About the job
Join the AI Platform team at Roblox, where we are building the infrastructure that enables world-class AI/ML experiences. Our mission is to empower developers and creators by providing scalable, high-performance systems that drive AI innovation at an unprecedented scale. As an AI Platform Engineer specializing in ML Infrastructure, Training data Infrastructure and Feature Store Infrastructure, you will design and build next-generation ML data platforms, enabling AI applications across recommendations, search, safety, content generation, fraud detection, and more. Your work will directly impact millions of users, supporting AI-driven experiences across the entire Roblox ecosystem.
Responsibilities
Develop a scalable Feature Store: Architect and implement a system that supports both batch and real-time feature computation, storage, and serving, enabling low-latency AI inference at scale.

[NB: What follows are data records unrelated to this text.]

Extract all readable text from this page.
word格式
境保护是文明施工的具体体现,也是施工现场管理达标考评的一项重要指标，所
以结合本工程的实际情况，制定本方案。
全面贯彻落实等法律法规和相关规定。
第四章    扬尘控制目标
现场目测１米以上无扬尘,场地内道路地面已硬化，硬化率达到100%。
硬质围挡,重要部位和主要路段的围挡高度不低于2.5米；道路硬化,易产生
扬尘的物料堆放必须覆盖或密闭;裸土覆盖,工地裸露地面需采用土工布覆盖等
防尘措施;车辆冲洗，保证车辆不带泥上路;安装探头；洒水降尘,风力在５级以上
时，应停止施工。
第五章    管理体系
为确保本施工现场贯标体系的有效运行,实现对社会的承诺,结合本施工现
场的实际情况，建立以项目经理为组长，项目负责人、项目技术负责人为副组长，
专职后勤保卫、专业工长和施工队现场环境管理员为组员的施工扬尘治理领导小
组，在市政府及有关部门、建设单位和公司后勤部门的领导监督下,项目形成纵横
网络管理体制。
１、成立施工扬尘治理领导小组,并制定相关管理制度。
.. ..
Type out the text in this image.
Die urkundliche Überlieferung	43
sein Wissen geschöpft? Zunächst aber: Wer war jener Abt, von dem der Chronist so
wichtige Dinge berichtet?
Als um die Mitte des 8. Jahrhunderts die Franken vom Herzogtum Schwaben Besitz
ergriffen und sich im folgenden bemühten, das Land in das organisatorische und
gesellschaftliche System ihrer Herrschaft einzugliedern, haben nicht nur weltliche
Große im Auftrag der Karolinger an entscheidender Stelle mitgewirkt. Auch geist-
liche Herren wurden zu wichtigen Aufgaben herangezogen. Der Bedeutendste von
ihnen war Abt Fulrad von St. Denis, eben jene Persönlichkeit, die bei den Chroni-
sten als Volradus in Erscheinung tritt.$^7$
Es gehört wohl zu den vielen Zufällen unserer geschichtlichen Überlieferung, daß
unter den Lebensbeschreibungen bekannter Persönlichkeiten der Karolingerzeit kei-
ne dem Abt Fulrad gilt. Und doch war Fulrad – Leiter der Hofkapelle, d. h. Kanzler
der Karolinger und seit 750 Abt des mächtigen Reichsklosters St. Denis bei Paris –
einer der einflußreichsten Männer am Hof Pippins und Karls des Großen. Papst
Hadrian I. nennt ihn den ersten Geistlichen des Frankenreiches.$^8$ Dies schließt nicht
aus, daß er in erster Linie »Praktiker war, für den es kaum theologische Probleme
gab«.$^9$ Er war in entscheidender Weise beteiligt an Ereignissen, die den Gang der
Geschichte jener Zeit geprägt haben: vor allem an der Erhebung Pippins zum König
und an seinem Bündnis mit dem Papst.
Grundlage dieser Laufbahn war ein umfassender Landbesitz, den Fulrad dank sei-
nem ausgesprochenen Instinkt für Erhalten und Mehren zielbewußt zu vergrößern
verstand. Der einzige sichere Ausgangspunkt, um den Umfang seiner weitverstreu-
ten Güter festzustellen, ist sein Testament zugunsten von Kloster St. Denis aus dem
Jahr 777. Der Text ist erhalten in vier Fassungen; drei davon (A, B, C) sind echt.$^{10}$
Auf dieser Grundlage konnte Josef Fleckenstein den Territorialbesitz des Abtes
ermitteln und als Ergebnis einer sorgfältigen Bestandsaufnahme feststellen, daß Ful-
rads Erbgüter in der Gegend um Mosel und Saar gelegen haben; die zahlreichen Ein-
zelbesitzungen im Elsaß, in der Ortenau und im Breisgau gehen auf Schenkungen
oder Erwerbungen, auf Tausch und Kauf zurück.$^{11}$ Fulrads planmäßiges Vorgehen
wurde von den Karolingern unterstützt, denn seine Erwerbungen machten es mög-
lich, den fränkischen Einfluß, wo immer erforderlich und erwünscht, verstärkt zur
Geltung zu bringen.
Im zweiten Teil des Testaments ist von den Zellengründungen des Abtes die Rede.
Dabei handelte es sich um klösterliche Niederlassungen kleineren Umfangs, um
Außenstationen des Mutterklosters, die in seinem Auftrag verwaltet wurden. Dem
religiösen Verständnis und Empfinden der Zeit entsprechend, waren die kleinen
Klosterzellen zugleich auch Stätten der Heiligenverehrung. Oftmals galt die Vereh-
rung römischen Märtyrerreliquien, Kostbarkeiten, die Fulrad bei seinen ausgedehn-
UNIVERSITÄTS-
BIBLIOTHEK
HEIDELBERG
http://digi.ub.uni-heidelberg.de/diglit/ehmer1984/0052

Develop Sequence Feature Stores to collect raw user events and power training of transform models for recommendation engines at Roblox.
Develop Roblox’s first training data platform: Architecture and engineer training data collection, reusability and reliability while solving world class engineering problems like point-in-time joins, feature injection. Power batch and realtime model training.
Engineer large-scale ML data pipelines: Design, optimize, and maintain high-throughput streaming and batch ETL pipelines that ingest, process, and serve billions of records per day.
Build a feature engineering framework to empower 100s of machine learning engineers to develop, author, experiment and productionize millions of signals into the system quickly, easily and reliably.
Enable online and offline inference: Ensure real-time, low-latency feature access for AI inference while maintaining consistency and robustness for batch model training.
Collaborate with cross-functional AI teams: Partner with ML researchers, data engineers, and product teams to build the next-gen AI infrastructure that fuels innovation at Roblox.
Research & innovate: Stay at the forefront of AI infrastructure by exploring the latest in VectorDBs, Feature Stores, Graph ML, Agentic Systems and Real-time AI serving.
Qualifications
Minimum
5+ years of experience in AI/ML data infrastructure, feature stores, training data infrastructure. Experience working with industry leading NoSql databases like DynamoDB, Cassandra, cockroachDB and many more.
Expertise in building scalable ML data pipelines for both batch and real-time environments.
Strong software engineering skills with experience in distributed computing frameworks (e.g., Spark, Flink, Ray) and real-time data systems (e.g., Kafka, Redis, DynamoDB).
Deep knowledge of ML Feature Stores (e.g., Feast, Tecton, Vertex AI Feature Store) and embedding/vector search infrastructure.
Familiarity with Knowledge Graphs and graph-based ML applications (e.g., Neo4j, TigerGraph, AWS Neptune).
A Bachelor's degree in Computer Science, Engineering, or a related field
Preferred
No preferred qualifications listed.